Unless you've spent the past year under a rock, you've probably heard about the scandals and partisan divide that are dominating national politics. Washington has been in almost constant turmoil, but stock markets have climbed higher with little regard for the unprecedented media coverage of the Trump presidency.
With the drumbeat of impeachment being amplified by Democrats with every passing day, however, there's no denying the real possibility of President Trump being removed from office before the next election in 2020.
So how seriously should we take this possibility? What's the best way to plan for such a scenario?
Impeachment Is a Political Process
Obviously, the risk of a Trump impeachment hinges upon the political makeup of Congress. The House of Representatives must first bring articles of impeachment against the president, and then the "case" is "tried" in the Senate.
This is a purely political process, not a technical legal process. Whether or not Trump broke any campaign finance laws or violated the Constitution's emoluments clause, it's up to the legislature to judge his fate. Many pundits don't seem to understand this distinction.
At any rate, investors would be best served to put their political leanings aside when evaluating how serious or defensible the impeachment threat is. Your portfolio won't care what side of the aisle you're on if the hammer drops.
Whatever you think of his populist policies notwithstanding, Trump's possible legal troubles have been an ongoing distraction for his administration.
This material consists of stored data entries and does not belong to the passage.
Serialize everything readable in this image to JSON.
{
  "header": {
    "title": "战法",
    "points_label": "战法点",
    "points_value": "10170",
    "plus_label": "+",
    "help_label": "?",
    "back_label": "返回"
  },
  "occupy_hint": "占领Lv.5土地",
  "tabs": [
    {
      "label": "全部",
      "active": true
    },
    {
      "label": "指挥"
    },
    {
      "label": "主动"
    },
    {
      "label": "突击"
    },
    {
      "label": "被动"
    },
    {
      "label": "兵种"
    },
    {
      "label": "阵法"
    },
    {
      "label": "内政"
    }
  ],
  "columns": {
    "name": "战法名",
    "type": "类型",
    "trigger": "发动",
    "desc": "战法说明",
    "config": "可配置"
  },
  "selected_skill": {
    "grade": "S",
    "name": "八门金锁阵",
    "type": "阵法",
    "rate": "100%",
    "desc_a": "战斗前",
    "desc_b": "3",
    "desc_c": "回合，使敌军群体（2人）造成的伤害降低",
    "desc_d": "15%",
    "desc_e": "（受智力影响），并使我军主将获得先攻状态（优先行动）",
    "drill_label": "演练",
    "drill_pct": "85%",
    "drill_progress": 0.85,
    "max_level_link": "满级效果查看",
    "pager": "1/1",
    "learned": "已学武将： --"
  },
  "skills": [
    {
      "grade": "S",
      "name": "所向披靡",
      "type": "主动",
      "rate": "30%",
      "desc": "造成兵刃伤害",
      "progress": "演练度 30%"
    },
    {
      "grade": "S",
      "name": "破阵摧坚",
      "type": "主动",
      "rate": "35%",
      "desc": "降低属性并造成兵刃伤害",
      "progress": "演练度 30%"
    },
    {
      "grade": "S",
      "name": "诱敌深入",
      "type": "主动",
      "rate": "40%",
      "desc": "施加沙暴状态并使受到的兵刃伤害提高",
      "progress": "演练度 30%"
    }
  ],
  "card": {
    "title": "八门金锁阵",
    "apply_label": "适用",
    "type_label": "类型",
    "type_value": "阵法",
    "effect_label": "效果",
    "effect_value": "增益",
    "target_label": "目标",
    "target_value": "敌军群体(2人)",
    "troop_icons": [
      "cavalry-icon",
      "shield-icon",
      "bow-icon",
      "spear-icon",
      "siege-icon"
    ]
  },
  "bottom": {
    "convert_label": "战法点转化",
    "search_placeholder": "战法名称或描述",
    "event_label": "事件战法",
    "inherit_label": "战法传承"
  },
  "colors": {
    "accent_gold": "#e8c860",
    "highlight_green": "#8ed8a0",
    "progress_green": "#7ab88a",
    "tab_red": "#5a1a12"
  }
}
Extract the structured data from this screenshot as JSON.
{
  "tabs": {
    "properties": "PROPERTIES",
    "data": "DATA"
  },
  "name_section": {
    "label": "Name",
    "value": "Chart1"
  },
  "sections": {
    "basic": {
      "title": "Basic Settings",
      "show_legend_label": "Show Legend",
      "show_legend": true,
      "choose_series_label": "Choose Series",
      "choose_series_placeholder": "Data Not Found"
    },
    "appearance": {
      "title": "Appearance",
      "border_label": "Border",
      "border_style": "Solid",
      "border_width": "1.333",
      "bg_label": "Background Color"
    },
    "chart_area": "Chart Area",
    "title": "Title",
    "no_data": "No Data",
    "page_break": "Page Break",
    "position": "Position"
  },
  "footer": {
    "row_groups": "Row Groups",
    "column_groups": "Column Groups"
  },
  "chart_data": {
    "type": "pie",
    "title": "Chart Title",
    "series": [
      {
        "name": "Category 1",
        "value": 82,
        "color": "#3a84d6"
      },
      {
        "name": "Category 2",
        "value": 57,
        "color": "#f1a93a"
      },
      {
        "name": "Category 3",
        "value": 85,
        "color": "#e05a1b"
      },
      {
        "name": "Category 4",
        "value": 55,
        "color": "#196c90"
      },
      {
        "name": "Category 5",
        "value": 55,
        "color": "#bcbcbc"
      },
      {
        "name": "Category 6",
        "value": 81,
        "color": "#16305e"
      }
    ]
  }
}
The president himself recently warned that the stock markets would crash if he were to be impeached.
It's worth examining whether or not this outcome is probable, as well as what average investors can do to insulate themselves from any catastrophic downturn in the financial markets.
Would Markets Actually Crash?
If nothing else, removing Trump from office would cause a major disruption: It throws into question whether his policies continue—or will his platform be unraveled by his successor? This is especially pertinent with regard to his views (and actions) on trade policy.
Even if Trump can survive impeachment, the negative perception could severely hamstring his presidency. Again, this is particularly true in terms of international trade: Leaders from other countries are likely to have less trust in Trump if there appears to be a risk that he won't remain in office for much longer.
Then again, as mentioned above, the markets have almost invariably shrugged off any concerns coming out of Washington these past two years. One might justifiably wonder why "this time is different."
It's useful to consider how markets performed during previous impeachment episodes, courtesy of Richard Nixon and Bill Clinton.
Although Nixon wasn't formally impeached, resigning from office before Congress could act, the constitutional crisis triggered by his actions during and after the Watergate scandal caused widespread uncertainty. Markets fell in the aftermath of Nixon's resignation.
Bill Clinton was actually impeached by the House but was then let off the hook by the Senate. Even as Clinton's controversy and subsequent lies were a source of near-constant media scrutiny, markets actually went up amid the circus atmosphere.
The American economy of the early 1970s and the late 1990s were rather different, of course, which could account for the disparity in how markets reacted.
Owning gold and silver has always proven to be a smart way to hedge against these kinds of disruptive events. Even if precious metal prices don't rise precipitously during hypothetical impeachment proceedings, the point is that they provide stability during precisely this kind of crisis scenario.
The opinions and forecasts herein are provided solely for informational purposes, and should not be used or construed as an offer, solicitation, or recommendation to buy or sell any product.